The board of Sino-American Silicon (“SAS”) today approved the acquisition of the Silicon Wafer Business (the “Wafer Business”) of Covalent Materials Corporation (“Covalent Materials”) for a total consideration of 35 billion Japanese Yen (approximately NTD 13.1 billion, USD 451 million) on a debt-free basis. The board of SAS believes this acquisition will be highly complementary and (i) greatly enhances the scale and technology of its semiconductor wafer operations, (ii) makes SAS’ product portfolio more complete and (iii) offers greater efficiencies via a more fully integrated production process. As a result, the acquisition strengthens SAS’ position as a leading global provider of wafer solutions across semiconductor, solar and LED end-markets.
Certain closing conditions apply including obtaining approval from the extraordinary general meeting (“EGM”) of SAS’ shareholders and the approval of relevant regulatory authorities in Taiwan. It is anticipated that the acquisition will be completed before the end of 2011.
Covalent Materials was previously named Toshiba Ceramics, a listed subsidiary of Toshiba Japan. In 2006, Covalent Materials was spun-off via a management buy-out supported by the Carlyle Group and Unison Capital and became an independent company. Covalent Materials contains two businesses, Wafer Business (subject of this transaction) and a ceramics materials business (which will not be included in this transaction).
The Wafer Business is the 6th largest global manufacturer of semiconductor silicon wafers, with a blue-chip global client base across Japan, US, Europe and Taiwan. Its wafer products include 12 inch AT-WAFER, 8 inch Hi-WAFER/AT-WAFER, polished wafer, Epi, 6 inch and 5 inch SOI and Diffused Wafer. Covalent Materials is the pioneer and global leader in development of Hi-WAFER and has driven the development of several other specialist silicon material technologies in the sector.
These wafer products are widely used in the semiconductor industry including in products ranging from Flash, LCD-D, DRAM, MEMS, Power and IGBT, and the products have been well-recognized for their performance and quality.
The Wafer Business currently has about 1,400 staff and generated a revenue of JPY 41.0 billion, operating income of JPY 0.5 billion and depreciation and amortization of JPY 8.7 billion in the fiscal year ended 31 March, 2011. (These numbers are approximate and subject to carve-out adjustments.) The relevant asset value includes JPY2 billion of transferred cash.

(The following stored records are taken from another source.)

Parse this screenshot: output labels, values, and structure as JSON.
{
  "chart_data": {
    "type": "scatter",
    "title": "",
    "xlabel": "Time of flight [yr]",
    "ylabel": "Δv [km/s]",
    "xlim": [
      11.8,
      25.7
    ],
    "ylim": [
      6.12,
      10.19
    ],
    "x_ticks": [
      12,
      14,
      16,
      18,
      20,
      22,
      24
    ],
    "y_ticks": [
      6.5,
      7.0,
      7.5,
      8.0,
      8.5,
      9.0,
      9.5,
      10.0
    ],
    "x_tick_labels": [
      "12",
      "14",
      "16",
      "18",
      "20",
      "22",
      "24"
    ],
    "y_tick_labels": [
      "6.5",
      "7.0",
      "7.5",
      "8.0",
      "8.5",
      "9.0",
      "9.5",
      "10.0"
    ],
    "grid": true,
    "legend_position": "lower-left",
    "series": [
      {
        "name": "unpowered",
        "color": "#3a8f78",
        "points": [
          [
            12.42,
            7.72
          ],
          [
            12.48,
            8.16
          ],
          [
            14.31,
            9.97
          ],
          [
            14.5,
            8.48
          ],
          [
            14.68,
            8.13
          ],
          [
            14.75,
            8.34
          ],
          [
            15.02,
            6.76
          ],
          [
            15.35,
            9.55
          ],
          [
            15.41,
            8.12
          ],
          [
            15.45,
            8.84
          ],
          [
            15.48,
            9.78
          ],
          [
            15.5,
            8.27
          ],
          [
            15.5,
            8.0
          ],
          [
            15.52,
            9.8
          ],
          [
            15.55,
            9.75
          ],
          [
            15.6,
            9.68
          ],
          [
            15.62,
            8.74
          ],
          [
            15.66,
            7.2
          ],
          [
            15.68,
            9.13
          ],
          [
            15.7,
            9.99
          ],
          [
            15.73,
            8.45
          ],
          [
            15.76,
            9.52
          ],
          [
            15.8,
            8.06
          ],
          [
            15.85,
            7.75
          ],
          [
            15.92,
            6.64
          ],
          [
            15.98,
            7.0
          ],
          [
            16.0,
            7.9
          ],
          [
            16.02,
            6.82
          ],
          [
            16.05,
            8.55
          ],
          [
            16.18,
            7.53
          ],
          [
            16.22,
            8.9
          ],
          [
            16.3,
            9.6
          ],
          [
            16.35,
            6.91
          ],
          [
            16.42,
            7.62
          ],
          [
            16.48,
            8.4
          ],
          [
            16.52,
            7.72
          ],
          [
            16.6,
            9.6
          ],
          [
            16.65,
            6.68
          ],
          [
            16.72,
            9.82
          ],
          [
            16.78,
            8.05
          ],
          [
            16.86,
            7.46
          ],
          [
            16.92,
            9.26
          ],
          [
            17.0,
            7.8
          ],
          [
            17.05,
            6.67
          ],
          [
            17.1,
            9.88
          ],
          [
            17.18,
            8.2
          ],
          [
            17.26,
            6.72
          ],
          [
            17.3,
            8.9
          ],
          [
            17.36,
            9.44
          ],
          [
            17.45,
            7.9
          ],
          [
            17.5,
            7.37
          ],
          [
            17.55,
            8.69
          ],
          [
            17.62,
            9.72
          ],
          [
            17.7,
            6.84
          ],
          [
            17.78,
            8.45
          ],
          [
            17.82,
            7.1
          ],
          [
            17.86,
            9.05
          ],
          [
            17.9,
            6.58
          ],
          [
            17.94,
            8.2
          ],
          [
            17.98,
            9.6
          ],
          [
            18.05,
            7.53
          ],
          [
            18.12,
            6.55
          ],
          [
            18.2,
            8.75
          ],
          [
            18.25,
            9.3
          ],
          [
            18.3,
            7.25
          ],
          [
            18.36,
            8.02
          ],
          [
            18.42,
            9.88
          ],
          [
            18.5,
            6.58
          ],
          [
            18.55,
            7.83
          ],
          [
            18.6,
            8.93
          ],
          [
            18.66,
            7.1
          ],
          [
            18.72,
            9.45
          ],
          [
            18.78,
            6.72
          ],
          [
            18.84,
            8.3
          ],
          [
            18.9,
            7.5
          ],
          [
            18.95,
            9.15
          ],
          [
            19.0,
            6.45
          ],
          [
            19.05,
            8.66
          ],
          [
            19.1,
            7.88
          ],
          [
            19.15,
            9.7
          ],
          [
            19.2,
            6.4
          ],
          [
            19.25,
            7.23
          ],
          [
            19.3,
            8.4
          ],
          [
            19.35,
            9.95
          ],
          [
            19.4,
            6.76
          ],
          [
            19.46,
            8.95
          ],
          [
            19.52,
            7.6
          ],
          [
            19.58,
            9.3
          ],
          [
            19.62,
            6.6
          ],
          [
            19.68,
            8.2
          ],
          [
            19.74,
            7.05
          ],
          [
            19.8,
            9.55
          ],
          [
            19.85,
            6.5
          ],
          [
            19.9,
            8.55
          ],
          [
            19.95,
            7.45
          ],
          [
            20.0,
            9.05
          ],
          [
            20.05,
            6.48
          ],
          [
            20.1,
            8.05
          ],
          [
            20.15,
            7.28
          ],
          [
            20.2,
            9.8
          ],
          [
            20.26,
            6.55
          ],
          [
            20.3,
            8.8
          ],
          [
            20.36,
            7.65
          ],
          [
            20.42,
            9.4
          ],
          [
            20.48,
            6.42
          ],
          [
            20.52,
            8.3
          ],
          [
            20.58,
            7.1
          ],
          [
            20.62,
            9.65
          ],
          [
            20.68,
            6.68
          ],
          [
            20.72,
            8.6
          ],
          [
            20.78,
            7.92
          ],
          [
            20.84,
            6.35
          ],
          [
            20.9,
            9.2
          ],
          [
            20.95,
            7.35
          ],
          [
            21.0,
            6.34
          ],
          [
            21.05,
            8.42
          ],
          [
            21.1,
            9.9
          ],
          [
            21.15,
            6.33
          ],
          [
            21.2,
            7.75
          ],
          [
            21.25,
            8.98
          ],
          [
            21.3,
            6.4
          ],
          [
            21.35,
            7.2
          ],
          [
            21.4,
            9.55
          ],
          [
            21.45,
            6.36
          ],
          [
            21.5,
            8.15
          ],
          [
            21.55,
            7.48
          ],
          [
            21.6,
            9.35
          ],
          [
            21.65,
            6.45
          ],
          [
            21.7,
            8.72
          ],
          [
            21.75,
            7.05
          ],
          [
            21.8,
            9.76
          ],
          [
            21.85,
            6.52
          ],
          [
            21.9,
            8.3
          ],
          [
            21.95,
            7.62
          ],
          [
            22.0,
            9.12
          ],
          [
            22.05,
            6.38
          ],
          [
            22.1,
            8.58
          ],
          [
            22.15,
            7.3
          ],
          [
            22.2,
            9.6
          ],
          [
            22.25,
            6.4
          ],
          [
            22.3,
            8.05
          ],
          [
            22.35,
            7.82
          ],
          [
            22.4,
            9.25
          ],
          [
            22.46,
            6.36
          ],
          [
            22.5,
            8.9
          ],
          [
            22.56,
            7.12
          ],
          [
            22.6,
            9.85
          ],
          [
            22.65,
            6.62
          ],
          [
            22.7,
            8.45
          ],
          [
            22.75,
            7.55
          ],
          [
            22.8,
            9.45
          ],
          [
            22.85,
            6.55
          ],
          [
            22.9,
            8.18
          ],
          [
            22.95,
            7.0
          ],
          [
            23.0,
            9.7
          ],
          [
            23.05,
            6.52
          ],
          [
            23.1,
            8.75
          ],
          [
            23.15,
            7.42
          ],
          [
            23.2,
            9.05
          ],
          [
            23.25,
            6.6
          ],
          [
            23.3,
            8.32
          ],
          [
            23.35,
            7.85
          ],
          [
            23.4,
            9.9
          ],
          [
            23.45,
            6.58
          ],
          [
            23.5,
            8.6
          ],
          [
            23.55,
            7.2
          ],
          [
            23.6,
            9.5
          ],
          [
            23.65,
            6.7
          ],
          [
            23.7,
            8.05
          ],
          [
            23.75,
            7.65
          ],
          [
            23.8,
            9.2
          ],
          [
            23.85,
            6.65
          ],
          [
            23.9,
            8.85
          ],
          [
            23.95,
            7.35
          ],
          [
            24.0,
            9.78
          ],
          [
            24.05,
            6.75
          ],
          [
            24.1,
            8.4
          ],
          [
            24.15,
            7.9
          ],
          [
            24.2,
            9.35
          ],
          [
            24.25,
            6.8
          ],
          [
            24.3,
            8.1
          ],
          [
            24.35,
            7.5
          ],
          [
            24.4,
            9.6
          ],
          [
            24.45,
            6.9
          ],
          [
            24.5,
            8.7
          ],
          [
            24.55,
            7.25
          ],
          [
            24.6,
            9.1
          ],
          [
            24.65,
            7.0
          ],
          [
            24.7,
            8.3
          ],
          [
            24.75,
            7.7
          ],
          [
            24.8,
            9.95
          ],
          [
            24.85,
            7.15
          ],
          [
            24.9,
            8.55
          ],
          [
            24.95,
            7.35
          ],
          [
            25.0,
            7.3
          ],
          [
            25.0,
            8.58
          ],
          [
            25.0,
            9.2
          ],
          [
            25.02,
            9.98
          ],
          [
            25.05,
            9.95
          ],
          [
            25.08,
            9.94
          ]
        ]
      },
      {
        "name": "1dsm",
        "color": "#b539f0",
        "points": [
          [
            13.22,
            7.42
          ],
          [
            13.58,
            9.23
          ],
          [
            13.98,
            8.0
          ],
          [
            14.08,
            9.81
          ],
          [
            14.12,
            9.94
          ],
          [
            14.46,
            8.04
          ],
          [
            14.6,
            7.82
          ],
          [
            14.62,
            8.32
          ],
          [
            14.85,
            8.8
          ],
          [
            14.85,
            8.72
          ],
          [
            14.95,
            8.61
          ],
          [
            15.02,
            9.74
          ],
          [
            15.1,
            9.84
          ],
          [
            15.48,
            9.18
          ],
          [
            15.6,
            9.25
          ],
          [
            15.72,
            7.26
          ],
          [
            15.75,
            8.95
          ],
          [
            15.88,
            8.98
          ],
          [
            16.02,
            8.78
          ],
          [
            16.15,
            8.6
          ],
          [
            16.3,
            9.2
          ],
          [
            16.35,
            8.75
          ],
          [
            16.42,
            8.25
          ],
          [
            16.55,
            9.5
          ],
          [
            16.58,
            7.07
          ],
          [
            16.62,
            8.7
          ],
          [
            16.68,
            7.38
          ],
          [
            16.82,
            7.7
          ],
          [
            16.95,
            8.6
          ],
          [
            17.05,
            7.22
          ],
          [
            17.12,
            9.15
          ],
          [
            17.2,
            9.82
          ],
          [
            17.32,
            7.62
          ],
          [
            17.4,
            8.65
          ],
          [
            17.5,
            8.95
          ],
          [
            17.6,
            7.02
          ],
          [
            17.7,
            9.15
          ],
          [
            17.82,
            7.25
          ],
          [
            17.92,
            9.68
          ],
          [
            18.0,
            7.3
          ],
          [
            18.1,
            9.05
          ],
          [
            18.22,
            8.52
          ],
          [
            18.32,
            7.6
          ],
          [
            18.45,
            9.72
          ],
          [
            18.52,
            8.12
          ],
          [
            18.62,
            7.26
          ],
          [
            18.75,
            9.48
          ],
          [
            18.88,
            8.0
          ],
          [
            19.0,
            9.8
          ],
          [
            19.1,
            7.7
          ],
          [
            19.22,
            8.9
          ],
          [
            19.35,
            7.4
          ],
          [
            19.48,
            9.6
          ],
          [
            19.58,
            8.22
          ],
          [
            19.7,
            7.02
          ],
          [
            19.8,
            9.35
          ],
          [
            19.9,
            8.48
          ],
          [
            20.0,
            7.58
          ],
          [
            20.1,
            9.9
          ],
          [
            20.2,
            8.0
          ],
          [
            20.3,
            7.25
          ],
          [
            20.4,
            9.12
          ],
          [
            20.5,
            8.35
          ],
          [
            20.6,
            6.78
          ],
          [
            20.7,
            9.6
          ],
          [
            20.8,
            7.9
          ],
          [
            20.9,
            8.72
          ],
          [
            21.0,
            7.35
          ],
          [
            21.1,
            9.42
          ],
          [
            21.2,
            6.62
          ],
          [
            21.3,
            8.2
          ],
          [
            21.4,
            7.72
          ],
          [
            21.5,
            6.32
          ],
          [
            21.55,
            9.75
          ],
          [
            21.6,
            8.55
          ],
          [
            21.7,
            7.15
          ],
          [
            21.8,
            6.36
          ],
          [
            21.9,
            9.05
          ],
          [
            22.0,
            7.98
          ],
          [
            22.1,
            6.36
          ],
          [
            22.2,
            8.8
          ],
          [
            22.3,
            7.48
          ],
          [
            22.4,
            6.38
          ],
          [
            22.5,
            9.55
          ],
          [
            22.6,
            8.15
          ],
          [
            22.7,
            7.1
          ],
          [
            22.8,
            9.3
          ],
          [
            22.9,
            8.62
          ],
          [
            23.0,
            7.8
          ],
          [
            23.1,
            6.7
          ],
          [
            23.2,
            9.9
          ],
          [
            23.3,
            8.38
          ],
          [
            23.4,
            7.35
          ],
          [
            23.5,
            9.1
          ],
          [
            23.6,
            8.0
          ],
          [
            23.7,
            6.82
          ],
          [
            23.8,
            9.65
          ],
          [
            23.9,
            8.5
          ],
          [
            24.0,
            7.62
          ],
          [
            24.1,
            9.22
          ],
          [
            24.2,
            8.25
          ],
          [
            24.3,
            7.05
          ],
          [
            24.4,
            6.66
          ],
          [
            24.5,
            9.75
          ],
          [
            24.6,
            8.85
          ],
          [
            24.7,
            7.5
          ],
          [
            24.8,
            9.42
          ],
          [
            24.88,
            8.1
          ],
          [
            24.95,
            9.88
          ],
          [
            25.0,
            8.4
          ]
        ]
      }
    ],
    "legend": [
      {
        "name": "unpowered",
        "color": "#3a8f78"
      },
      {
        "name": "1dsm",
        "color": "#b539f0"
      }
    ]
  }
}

SAS anticipates several clear operational and financial benefits from the transaction:
-
Enhancing its position in the global semiconductor wafer market by adding substantial scale and reach, creating a global leader in several specialty wafers segments and cementing its position as Taiwan’s clear leader
-
Deepening its global blue-chip client base, as the Wafer Business will add several tier one customers across Japan, US, Europe and Taiwan
-
Adding key wafer technologies to more fully service its target segments (including for its strategically important Power IC and discrete customer base) and offering a complete solution to clients at wafer sizes up to 300mm
-
Attractive valuation based on past results and potential forward earnings. SAS anticipates that this acquisition should be earnings and cashflow accretive in 2012, the first full year after closing, before incorporating the value of potential synergies which have been identified.
SAS’ acquisition of the Wafer Business also has a special significance in increasing the international competitiveness of Taiwan semiconductor industry. Although Taiwan currently holds an important role in semiconductor design and manufacturing, and is home to many well-known global companies such as TSMC, UMC and ASE, there are few local upstream wafer manufacturers with the production scale and technological strength comparable to international competitors.

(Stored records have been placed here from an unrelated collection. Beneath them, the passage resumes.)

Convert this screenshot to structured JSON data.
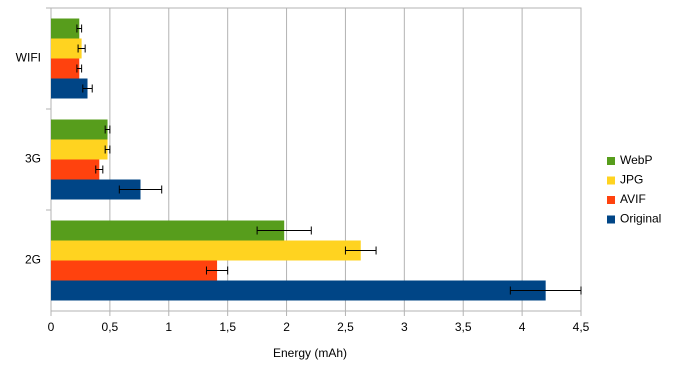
{
  "chart_data": {
    "type": "hbar",
    "xlabel": "Energy (mAh)",
    "categories": [
      "WIFI",
      "3G",
      "2G"
    ],
    "series": [
      {
        "name": "WebP",
        "color": "#579d1c",
        "values": [
          0.24,
          0.48,
          1.98
        ],
        "errors": [
          0.02,
          0.02,
          0.23
        ]
      },
      {
        "name": "JPG",
        "color": "#ffd320",
        "values": [
          0.26,
          0.48,
          2.63
        ],
        "errors": [
          0.03,
          0.02,
          0.13
        ]
      },
      {
        "name": "AVIF",
        "color": "#ff420e",
        "values": [
          0.24,
          0.41,
          1.41
        ],
        "errors": [
          0.02,
          0.03,
          0.09
        ]
      },
      {
        "name": "Original",
        "color": "#004586",
        "values": [
          0.31,
          0.76,
          4.2
        ],
        "errors": [
          0.04,
          0.18,
          0.3
        ]
      }
    ],
    "xlim": [
      0,
      4.5
    ],
    "xticks": [
      0,
      {
        "value": 0.5,
        "label": "0,5"
      },
      1,
      {
        "value": 1.5,
        "label": "1,5"
      },
      2,
      {
        "value": 2.5,
        "label": "2,5"
      },
      3,
      {
        "value": 3.5,
        "label": "3,5"
      },
      4,
      {
        "value": 4.5,
        "label": "4,5"
      }
    ],
    "grid": true,
    "legend": "right"
  }
}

SAS’ Group President Doris Hsu commented that “We are pleased to announce this landmark transaction and look forward to closing the deal and integrating the Wafer Business into SAS’ operations. SAS welcomes the opportunity to work with the Wafer Business’ experienced management team and the continuity they will provide. The success of SAS’ previous acquisition of American Globitech in 2008 which more than tripled its revenue and doubled its profit levels after the acquisition has given SAS confidence in its ability to invest, integrate and realize synergies.” After the acquisition, SAS shall serve the current clients with full support, even surpass CV’s existent operation mode in our corporate core value – Customer First. SAS shall satisfy clients with the severest standard in quality, delivery schedule and every business so as to create and share cooperation benefits in the future with clients. She added that “Through this acquisition SAS will enhance its position in the global semiconductor wafer industry. Besides adding quality tier-1 clients in Europe and the US, SAS will penetrate into the Japanese market which has the highest quality and precision standards and will create a truly global sales and operations infrastructure. We also intend to continue to invest in research and development of new wafer technologies, an area of strength for the Wafer Business team”.

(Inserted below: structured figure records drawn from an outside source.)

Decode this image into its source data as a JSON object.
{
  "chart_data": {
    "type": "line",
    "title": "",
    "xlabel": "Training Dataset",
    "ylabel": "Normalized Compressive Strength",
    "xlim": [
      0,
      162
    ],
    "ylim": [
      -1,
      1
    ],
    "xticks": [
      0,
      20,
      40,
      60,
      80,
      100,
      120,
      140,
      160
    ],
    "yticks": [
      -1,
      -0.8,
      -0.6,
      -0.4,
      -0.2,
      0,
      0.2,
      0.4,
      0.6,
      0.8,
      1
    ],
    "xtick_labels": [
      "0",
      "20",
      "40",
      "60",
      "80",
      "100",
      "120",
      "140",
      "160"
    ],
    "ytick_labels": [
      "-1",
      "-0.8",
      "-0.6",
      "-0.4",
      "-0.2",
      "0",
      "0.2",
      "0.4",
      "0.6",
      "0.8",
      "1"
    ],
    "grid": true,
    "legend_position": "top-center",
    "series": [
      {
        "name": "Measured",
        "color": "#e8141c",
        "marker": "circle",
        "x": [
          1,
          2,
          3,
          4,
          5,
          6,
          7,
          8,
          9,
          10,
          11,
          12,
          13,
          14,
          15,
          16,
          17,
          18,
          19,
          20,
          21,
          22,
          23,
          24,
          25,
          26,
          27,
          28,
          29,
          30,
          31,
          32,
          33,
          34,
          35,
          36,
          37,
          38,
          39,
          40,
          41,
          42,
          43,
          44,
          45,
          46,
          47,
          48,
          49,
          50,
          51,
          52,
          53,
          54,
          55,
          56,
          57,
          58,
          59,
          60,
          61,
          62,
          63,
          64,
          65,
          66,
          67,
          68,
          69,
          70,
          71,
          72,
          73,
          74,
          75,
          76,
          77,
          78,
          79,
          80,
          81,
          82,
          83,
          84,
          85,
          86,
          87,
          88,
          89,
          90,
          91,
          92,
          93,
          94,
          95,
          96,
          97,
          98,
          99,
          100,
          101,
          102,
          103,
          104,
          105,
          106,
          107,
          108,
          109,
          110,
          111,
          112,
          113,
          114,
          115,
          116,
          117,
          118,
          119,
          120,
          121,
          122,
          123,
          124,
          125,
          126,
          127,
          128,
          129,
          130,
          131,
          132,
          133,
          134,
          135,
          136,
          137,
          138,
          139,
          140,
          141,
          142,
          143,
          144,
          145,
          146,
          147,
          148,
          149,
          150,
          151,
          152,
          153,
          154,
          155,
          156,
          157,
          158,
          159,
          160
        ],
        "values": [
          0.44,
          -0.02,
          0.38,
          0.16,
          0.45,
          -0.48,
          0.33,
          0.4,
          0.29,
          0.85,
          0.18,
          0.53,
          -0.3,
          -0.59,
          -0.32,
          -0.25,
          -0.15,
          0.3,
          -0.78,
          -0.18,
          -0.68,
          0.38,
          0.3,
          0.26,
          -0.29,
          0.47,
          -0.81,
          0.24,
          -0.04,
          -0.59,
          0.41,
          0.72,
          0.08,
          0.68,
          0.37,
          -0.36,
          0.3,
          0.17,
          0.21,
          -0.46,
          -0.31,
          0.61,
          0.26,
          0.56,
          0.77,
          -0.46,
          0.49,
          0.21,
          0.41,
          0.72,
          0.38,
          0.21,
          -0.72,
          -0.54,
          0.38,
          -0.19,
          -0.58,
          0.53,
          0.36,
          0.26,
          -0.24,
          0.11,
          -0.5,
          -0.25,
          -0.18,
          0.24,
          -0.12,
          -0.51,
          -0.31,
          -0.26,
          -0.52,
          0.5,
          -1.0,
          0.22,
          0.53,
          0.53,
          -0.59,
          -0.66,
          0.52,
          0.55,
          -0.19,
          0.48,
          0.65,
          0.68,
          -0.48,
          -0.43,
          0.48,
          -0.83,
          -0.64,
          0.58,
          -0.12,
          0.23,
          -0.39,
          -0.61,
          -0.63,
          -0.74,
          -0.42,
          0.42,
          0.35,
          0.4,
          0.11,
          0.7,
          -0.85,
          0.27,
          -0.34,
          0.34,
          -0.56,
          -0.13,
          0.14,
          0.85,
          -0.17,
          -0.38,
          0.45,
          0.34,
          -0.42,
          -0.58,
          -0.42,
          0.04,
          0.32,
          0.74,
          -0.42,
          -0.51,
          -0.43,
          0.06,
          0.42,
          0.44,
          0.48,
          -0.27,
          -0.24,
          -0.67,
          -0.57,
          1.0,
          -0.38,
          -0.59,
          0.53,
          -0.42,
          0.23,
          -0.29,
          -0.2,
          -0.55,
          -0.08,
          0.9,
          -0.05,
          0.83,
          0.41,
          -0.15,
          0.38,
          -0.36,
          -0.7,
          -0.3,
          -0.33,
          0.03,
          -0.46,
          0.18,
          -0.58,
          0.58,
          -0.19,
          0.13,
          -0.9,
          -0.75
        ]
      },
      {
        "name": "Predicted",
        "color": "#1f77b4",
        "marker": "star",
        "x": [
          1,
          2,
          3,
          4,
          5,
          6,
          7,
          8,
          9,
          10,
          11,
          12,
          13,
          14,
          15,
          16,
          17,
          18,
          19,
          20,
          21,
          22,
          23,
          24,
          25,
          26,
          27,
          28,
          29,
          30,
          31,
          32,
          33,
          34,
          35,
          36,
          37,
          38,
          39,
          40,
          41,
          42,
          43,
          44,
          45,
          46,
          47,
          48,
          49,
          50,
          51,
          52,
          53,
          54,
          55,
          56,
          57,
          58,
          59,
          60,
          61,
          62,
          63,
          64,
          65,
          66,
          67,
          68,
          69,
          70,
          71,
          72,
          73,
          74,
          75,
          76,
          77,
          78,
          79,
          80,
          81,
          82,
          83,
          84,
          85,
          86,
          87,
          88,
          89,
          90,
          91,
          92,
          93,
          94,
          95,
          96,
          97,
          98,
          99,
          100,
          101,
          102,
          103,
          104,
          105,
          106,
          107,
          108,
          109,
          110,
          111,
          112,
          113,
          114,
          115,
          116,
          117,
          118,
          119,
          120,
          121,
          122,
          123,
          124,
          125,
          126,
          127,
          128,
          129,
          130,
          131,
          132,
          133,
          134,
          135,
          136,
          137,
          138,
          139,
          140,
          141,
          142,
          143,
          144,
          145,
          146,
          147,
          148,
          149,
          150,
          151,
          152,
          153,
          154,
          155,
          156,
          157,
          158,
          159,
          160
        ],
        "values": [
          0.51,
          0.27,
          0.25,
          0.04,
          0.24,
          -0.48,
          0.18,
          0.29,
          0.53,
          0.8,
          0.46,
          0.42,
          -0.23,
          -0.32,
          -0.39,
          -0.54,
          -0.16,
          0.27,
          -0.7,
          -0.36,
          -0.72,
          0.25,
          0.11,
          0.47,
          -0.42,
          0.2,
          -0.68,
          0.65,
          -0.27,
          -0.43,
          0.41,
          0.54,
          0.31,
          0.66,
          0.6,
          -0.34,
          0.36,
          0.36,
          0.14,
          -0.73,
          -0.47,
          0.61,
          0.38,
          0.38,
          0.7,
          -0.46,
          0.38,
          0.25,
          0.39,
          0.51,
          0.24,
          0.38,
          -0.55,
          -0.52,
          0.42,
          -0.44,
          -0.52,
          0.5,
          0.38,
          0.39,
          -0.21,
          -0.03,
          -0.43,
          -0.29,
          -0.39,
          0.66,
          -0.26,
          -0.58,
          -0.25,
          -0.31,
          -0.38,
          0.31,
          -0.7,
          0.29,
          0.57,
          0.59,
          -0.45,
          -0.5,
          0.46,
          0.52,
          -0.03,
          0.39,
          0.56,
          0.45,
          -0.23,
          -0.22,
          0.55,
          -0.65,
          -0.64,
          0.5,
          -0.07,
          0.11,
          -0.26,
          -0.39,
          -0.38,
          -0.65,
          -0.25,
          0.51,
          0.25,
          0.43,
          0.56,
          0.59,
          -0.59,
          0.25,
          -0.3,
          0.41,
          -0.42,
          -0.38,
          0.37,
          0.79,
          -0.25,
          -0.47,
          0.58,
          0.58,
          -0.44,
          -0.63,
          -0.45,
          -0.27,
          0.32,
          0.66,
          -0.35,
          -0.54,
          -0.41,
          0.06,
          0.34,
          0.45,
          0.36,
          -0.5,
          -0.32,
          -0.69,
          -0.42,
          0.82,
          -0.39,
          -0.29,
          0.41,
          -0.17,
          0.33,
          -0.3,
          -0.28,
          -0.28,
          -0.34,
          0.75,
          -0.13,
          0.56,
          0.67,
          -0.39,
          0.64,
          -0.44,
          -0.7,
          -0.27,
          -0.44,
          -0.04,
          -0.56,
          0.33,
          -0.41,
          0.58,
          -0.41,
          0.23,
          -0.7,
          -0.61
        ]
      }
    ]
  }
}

SAS is planning to hold an EGM to seek shareholders’ approval of the acquisition and will advise further details on the timing in due course. Furthermore, it is in discussions with its principal bankers to confirm a new syndicated loan as part or full financing of this acquisition.
Citigroup Global Markets acted as SAS’ exclusive financial advisor in this transaction and Citibank (Taiwan) Limited acted as the underwriter for the acquisition financing.